The Fern-Gatherer’s Association

299.00

Author: Sekhar Banerjee
Published Date: 01/09/2021
ISBN: 978-93-48111-48-7
Pages: 104
Category:

Description

If you ever climbed a mountain
touching its Adam’s apple, sorrow, its primitive ferns,
flint, its armpits and ambition —
you would have known it is insomniac

Like the fern-gatherers of the title, in this meditative collection, the poet, Sekhar Banerjee, wanders around everyday undertakings and deftly weaves colours, trees, music, metaphors, people and his innate solitude into his poems. Organised into three sections — Floral Bedspread, Fluid Room and Salt and Autumn, these poems look at life and its fallacies with a distinct rhythm and a rare imagery. 

The poet has an uncanny way of turning the familiar into the unfamiliar even as he retrieves our lost links with nature in subtly evocative ways. — K Satchidanandan

Sekhar Banerjee is an author. His works have been published in Indian Literature, The Bitter Oleander, Ink Sweat and Tears, Kitaab, Muse India, Setu, Bengaluru Review, Verse-Virtual, Cafe Dissensus, The Brown Critique, The Tiger Moth Review, Mad Swirl, Panoply, The Pangolin Review, Borderless Journal, Spillwords, Mad in Asia Pacific, RIC Journal, Dissident Voice, Publiknama, IPPL Journal, Thimble Literary Magazine, Better Than Starbucks, and are forthcoming in Stand and elsewhere. He has a monograph on an Indo-Nepal border tribe to his credit (Dhimal, Folk & Tribal Cultural Centre, Government of West Bengal). He has several publications in Bengali as well. He hails from Jalpaiguri — an old tea town in sub-Himalayan West Bengal. He had taught in a government school under Royal Government of Bhutan in his early years. He is a former Secretary of Paschimbanga Bangla Akademi under Government of West Bengal. He likes tea, adda and mobile photography. He lives in Kolkata.

Review

Basudhara Roy in Indian Literature

Nourished by deft artistry, intricate poetic design and a firm anthropomorphic vision, Banerjee’s images surprise by their heightened awareness of life’s depth, variety and innate paradoxes.

Gopal Lahiri, Kitaab

In his enchanting debut collection of poems, The Fern-Gatherers’ Association, Sekhar Banerjee brings an impressive range of elegant portraits of life, interspersing fascinating capsules of floral footprints and transformational figures. The poet deftly traces the long-simmering solitudes and secrets between them with skill and purpose.

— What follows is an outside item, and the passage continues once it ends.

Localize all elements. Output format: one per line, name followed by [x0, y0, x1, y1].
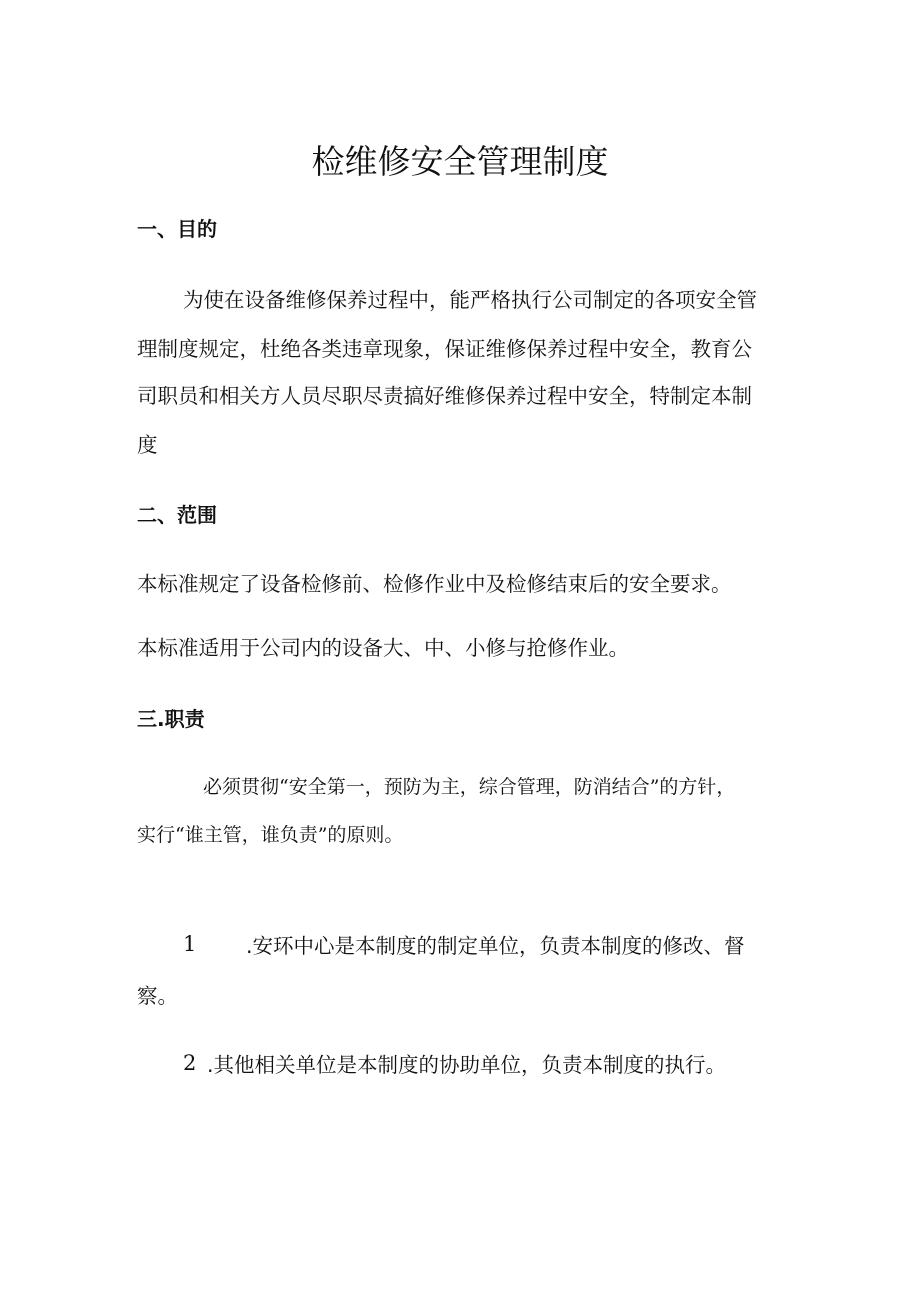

Aneek Chatterjee, Muse India

Poems from this collection enter your mindscape silently, but not secretly; they enter in a sophisticated manner, without breaking any door loud; and stay for long, long periods, inside you. —

Nabanita Sengupta, Saranga Magazine

…poets like Mamang Dai, Easterine Kire, Esther Syiem, Robin Ngamgom, in whose poems nature is a living, thriving entity. I find The Fern-Gatherers’ Association to be in a similar tradition.

Sutanuka Ghosh Roy, Setu Magazine

The Fern-Gatherers’ Association is a book that leaves you wanting for more just like a second flush of hot Darjeeling tea. The book is a must-read if you are a lover of poetry and nature, and is an addition to the opus of Indian English poetry.

Nishi Pulugurtha, Café Dissensus

The poems in The Fern-Gatherers’ Association bring together ideas, images, and associations, endowing the known and familiar with a dreaminess that fills the senses. It is these varied layers that appeal and lend the poems a universality.

Neera Kashyap, Amazon Review

The Fern-Gatherers’ Association is distinct in its voice and expression. It is this measured juxtaposition of the known and the surreal that gives his poems many layers of meaning that a reader must explore to get to their heart.

Confluence: South Asian Perspective

The book offers succour because it evinces an entirely different mode of consciousness and living where the self is an additive of all the ‘others’ that surround it.